Ultraviolet rays having the intensity of 1 were irradiated for 60 seconds to obtain a liquid crystal / polymer composite film. The structure of this film was such that the liquid crystal and the polymer matrix material mutually formed a three-dimensional network. The characteristics of the liquid crystal / polymer composite film are V ₁₀ = 5.8 V and V ₉₀ = 1.
The values were _0.0 V, T ₀ = 5%, T ₁₀₀ = 90%, τ _off = 30 milliseconds, and V _hr = 94%.

Example 10 Smectic liquid crystal (S-6, manufactured by Merck Ltd.) 2.0
g, dichroic dye (S-428, manufactured by Mitsui Toatsu Chemicals, Inc.)
0.04g, Oligomer 1 0.1g, HEA 0.4g
And a uniform mixture of AIBN 0.01 g was prepared.

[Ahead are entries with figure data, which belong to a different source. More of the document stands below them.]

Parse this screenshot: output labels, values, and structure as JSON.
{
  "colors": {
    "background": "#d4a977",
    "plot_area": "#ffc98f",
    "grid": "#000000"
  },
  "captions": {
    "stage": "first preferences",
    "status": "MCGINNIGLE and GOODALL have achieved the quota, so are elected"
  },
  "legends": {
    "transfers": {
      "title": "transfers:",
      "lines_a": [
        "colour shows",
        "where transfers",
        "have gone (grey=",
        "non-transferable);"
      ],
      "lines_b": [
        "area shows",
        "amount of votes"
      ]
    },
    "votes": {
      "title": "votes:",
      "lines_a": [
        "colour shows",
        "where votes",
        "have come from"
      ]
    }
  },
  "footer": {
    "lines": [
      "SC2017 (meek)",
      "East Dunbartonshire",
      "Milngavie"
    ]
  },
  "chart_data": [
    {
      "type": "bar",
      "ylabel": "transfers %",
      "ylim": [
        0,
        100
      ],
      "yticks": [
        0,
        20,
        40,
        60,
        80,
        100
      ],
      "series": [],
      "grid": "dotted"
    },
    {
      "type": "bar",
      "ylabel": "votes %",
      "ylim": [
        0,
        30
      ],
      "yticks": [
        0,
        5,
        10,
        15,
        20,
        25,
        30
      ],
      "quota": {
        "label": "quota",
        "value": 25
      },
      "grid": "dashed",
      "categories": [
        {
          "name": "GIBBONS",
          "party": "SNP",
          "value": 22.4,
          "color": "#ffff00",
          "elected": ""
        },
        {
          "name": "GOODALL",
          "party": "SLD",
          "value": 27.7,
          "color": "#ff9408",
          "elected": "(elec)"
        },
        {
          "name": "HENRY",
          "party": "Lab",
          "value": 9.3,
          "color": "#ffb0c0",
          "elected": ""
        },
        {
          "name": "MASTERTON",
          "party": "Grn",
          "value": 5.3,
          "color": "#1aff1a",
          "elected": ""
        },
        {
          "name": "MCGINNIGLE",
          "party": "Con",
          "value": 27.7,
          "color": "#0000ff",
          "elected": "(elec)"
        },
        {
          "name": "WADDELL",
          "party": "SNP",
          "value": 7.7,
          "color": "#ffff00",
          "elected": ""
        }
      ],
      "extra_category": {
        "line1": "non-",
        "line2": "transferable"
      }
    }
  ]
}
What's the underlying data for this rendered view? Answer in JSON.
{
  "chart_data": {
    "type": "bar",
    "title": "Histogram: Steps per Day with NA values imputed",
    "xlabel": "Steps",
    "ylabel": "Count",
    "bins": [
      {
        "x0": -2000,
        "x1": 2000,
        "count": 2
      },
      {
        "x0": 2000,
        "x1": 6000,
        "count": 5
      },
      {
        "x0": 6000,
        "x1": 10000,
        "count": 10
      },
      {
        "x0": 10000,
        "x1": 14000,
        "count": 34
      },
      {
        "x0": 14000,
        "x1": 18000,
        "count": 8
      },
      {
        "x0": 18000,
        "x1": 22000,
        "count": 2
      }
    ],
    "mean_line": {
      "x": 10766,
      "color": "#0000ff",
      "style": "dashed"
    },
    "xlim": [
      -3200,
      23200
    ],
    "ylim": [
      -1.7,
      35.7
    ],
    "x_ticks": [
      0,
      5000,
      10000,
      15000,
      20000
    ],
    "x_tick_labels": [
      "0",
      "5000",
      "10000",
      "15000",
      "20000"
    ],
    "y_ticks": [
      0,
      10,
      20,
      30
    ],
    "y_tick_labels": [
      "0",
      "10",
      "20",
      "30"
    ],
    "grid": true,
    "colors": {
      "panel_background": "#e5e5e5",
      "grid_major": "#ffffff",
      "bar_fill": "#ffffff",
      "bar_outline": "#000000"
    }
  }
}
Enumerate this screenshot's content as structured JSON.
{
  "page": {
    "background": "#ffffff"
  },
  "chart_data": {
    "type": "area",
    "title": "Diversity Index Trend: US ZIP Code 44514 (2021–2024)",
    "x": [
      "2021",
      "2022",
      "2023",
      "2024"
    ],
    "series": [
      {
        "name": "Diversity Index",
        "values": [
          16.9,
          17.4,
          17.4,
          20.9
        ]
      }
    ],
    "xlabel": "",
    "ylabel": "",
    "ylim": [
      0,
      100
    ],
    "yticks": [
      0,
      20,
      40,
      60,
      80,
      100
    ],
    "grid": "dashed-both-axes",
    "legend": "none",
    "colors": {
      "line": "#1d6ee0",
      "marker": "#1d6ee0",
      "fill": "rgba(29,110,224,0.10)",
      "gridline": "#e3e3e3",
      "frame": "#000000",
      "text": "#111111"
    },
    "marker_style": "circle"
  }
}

To the above mixture, 10 g of a 2% aqueous solution of EG-05 was added, ultrasonically dispersed, and then polymerized at 70 ° C. for 24 hours to encapsulate liquid crystal particles. To this liquid crystal microcapsule dispersion, KH-20 (manufactured by Nippon Gosei Co., Ltd.) was added as a thickener to prepare an ink. The proportion of liquid crystal in the solid content of this ink was adjusted to 50%. The above ink was coated on a white polyethylene terephthalate (PET) film with ITO by a stencil printing method and dried to form a liquid crystal / polymer composite film having a thickness of 8 μm. When a corona voltage of 5 kV was applied to this film, the film changed from black to light gray. The contrast between these two states is 2.
It was 5. Further, this contrast was kept good for one month or more at room temperature.

[0030]

According to the present invention as described above, by using the polymer material having a urethane bond, the driving voltage of the liquid crystal optical element can be remarkably reduced, and high contrast, high voltage holding ratio, A liquid crystal / polymer composite type liquid crystal optical element having low hysteresis and high reliability can be provided.

Claims (7)

[Claims] 1. A liquid crystal optical element using a liquid crystal / polymer composite film comprising granular encapsulated liquid crystal particles and a matrix material encapsulating the particles, wherein the capsule wall material is a molecule. A liquid crystal optical element comprising a polymer material having a urethane bond therein. 2. A liquid crystal optical element using a liquid crystal / polymer composite film comprising liquid crystal particles dispersed in a granular form and a polymer matrix material encapsulating the liquid crystal particles, wherein the polymer matrix material comprises: A liquid crystal optical element comprising a polymer material having a urethane bond in the molecule. 3. A liquid crystal optical element using a liquid crystal / polymer composite film in which a liquid crystal and a polymer matrix material form a three-dimensional network, wherein the polymer matrix material has a heavy bond having a urethane bond in the molecule. A liquid crystal optical element comprising a united material. 4. A polymer having a urethane bond is composed of a urethane oligomer having two urethane bonds in one molecule and two (meth) acryl groups.
3. The liquid crystal optical element according to any one of 3 to 3. 5. The liquid crystal optical element according to claim 4, wherein the urethane oligomer is prepared from diisocyanate having a melting point of 0 ° C. or lower. 6. The diisocyanate is 1,6-hexamethylene diisocyanate, 2,2,4 (2,4,4)-
Trimethylhexamethylene diisocyanate, m-xylene diisocyanate, m-tetramethyl xylene diisocyanate, isophorone diisocyanate, 2,6
-The liquid crystal optical element according to claim 5, which is selected from the group consisting of toluene diisocyanate and lysine diisocyanate. 7. A pair of electrodes is dipped in an electrodeposition bath, and an electric current is applied between the electrodes to form a liquid crystal / polymer composite film on one electrode surface by electrodeposition. In the method for producing a liquid crystal optical element to be used, the electrodeposition bath is in an aqueous medium,
A method for producing a liquid crystal optical element, which is an electrodeposition bath containing liquid crystal particles encapsulated by a polymer having a urethane bond and a polymer matrix material.